People often say that there is no reason to love someone,but I want to ask all of you a question: except the love of parents for child, everyone here, who can love a person for nothing? Or are you willing to love someone even if you will get nothing? Of cause you won’t. So the love is conditioned,maybe you don’t want to get anything from the person you love, but you desire his or her love, do you think so? So this is the premise of love. So all of us are being loved purposefully by others and loving others purposefully.
The true love is that no matter how much difference you have and no matter how many tempt around you and no matter how the world outside changes, you just keep going with the person you love and you will never think of breaking up with each other and you will become braver and stronger with him or her.
So maybe marriage is the best kind of form of promise for women, but most of men think that marriage is the tomb of love and marriage has no relationship with love , but in my opinion, if there is no marriage, love is just a lonely and wandering ghost,and it has no place to burry itself. Love is the premise of marriage and marriage is the sublimate of love. For most of people, love is sweet and romantic, but marriage is realistic. According to statistics, the divorce rate in China is keep rising nowadays, the affection between husband and wife is waking and going bad in gradually, the family broken up and left all pains and bad influences to children, perhaps this is a social phenomenon, we can’t realize it or change it.
In fact, marriage is something that you find someone who will never leave you alone and you will company each other to through the rest of life, it’s the best happiness in this world. I don’t know why some people just take marriage as a burden or treat it as a joke. Marriage is holy and it matters the happiness of two people, you should make sure that the one is whom you want in the vast world at the second you are ready to build a family with.

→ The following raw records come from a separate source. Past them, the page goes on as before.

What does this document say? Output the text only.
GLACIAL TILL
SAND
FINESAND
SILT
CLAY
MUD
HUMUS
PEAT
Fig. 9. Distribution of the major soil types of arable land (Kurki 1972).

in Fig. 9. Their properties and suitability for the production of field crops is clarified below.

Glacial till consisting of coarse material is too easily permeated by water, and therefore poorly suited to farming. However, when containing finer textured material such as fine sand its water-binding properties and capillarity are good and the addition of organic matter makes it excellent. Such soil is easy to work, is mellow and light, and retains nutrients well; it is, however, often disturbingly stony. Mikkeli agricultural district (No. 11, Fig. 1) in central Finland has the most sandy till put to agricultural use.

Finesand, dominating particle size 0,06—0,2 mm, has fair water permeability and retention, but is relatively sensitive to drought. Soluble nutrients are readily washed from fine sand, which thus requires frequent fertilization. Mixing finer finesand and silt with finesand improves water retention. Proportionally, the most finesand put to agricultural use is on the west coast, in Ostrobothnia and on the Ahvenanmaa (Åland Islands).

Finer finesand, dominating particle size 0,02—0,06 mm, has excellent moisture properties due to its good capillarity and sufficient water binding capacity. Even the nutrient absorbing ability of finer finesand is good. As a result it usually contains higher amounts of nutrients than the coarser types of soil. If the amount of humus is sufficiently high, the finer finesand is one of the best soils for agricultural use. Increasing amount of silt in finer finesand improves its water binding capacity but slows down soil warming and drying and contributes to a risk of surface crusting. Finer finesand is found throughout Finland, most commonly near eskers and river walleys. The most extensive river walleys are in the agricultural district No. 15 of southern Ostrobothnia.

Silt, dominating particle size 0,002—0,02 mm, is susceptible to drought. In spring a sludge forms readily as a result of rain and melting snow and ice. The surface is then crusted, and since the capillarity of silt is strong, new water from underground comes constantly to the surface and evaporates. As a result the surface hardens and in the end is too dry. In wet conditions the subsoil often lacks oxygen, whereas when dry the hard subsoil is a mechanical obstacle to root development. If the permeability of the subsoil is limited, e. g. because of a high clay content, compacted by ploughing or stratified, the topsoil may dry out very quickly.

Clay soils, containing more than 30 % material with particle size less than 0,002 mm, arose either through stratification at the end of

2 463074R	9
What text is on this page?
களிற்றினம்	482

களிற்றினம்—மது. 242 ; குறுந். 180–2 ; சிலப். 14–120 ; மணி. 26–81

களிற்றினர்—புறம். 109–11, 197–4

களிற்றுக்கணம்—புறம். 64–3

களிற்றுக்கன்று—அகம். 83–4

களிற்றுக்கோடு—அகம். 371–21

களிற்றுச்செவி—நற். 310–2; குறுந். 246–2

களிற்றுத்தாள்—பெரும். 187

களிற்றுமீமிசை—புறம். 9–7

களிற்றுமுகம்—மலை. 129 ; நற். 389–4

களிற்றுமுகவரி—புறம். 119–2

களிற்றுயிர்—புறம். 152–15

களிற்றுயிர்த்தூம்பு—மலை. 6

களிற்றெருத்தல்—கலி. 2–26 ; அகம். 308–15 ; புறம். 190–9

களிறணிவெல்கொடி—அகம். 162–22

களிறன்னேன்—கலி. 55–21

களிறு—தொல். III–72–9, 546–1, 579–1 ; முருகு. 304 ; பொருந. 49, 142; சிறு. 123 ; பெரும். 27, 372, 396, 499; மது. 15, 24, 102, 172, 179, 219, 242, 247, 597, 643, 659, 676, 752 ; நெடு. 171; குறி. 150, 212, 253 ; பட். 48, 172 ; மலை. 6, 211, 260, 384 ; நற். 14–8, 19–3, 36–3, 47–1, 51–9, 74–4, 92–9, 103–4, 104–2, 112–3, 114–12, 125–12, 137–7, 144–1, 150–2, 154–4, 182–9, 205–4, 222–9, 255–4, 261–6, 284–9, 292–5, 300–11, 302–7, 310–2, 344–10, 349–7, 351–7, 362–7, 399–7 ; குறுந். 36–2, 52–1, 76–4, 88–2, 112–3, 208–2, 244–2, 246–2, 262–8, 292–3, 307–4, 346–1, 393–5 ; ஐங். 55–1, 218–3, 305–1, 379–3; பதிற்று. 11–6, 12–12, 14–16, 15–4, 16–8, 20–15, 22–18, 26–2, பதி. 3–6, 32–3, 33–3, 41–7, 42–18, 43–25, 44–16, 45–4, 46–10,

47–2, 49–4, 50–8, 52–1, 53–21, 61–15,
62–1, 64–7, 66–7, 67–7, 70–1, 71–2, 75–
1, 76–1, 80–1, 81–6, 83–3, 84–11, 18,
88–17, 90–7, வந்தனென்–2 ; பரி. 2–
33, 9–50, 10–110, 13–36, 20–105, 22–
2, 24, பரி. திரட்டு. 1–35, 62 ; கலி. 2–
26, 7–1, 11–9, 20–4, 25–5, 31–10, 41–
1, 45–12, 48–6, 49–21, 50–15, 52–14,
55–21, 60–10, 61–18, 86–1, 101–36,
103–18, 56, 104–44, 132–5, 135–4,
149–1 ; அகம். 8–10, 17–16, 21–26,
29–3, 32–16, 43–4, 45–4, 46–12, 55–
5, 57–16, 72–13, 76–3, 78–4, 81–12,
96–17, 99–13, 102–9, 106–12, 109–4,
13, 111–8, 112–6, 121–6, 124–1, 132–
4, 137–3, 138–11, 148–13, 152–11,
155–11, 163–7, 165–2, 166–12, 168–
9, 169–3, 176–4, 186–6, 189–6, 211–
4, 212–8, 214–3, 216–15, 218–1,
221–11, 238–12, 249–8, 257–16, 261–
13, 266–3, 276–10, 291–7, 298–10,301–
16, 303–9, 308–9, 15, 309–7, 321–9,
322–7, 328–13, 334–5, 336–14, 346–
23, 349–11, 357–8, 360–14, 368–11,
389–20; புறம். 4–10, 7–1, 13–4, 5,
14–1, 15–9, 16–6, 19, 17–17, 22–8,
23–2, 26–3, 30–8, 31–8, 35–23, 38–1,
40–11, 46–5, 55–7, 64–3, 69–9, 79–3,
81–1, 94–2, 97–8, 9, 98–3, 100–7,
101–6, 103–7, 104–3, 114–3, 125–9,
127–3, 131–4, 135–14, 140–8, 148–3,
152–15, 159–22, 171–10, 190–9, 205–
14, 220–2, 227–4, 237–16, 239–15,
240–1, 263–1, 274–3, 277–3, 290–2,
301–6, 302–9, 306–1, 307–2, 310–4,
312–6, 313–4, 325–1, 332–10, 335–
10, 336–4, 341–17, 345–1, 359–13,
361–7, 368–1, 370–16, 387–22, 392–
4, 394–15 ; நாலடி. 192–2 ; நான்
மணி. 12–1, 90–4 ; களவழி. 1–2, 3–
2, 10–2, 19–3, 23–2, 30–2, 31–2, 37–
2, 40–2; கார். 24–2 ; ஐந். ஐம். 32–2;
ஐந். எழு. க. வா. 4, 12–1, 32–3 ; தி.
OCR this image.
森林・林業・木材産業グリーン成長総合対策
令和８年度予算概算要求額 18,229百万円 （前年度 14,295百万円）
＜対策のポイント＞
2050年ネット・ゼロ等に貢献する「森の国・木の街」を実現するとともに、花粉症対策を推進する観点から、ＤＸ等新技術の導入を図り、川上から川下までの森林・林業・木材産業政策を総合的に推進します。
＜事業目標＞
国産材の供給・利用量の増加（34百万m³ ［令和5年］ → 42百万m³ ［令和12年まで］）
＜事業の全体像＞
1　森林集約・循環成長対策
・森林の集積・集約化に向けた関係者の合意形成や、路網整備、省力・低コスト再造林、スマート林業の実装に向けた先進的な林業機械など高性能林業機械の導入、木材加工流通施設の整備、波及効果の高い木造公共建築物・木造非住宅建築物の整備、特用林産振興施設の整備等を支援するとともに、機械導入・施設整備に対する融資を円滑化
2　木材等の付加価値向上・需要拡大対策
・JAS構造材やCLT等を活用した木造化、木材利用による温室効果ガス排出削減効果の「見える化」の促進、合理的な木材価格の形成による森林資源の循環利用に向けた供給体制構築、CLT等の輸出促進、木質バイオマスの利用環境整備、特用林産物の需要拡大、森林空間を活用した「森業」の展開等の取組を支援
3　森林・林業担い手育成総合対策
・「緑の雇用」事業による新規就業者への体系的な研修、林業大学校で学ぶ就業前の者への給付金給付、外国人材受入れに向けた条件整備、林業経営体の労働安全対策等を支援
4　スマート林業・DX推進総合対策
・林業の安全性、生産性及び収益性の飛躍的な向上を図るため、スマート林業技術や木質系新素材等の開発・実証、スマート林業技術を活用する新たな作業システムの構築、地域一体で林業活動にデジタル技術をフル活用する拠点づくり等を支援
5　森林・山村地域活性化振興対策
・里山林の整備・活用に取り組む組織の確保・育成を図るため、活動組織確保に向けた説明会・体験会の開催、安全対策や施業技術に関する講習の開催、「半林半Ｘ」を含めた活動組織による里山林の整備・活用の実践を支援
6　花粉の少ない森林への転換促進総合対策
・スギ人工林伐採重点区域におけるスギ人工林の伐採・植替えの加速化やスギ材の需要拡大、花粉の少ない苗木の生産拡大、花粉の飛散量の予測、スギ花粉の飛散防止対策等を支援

In my growing years, I have learned from my parents that their love had being washed by time and common life all the time, but it had never vanished. On contrary, they care more about each other in health and mood and in many other aspects. Maybe they had complained, but they had never suspected their marriage and their own choices, they had never suspected their love. Their marriage had become not only something about moral and duty but also a kind of deepest relationship and love.
So I think that marriage needs to be plowing and weeding, we should learn to understand, respect, and cherish. If your marriage will not defeated by the reality, then your love will last forever and when both of you become old hand in hand, you will find that all the hardships and frustrations are sweet and romantic.。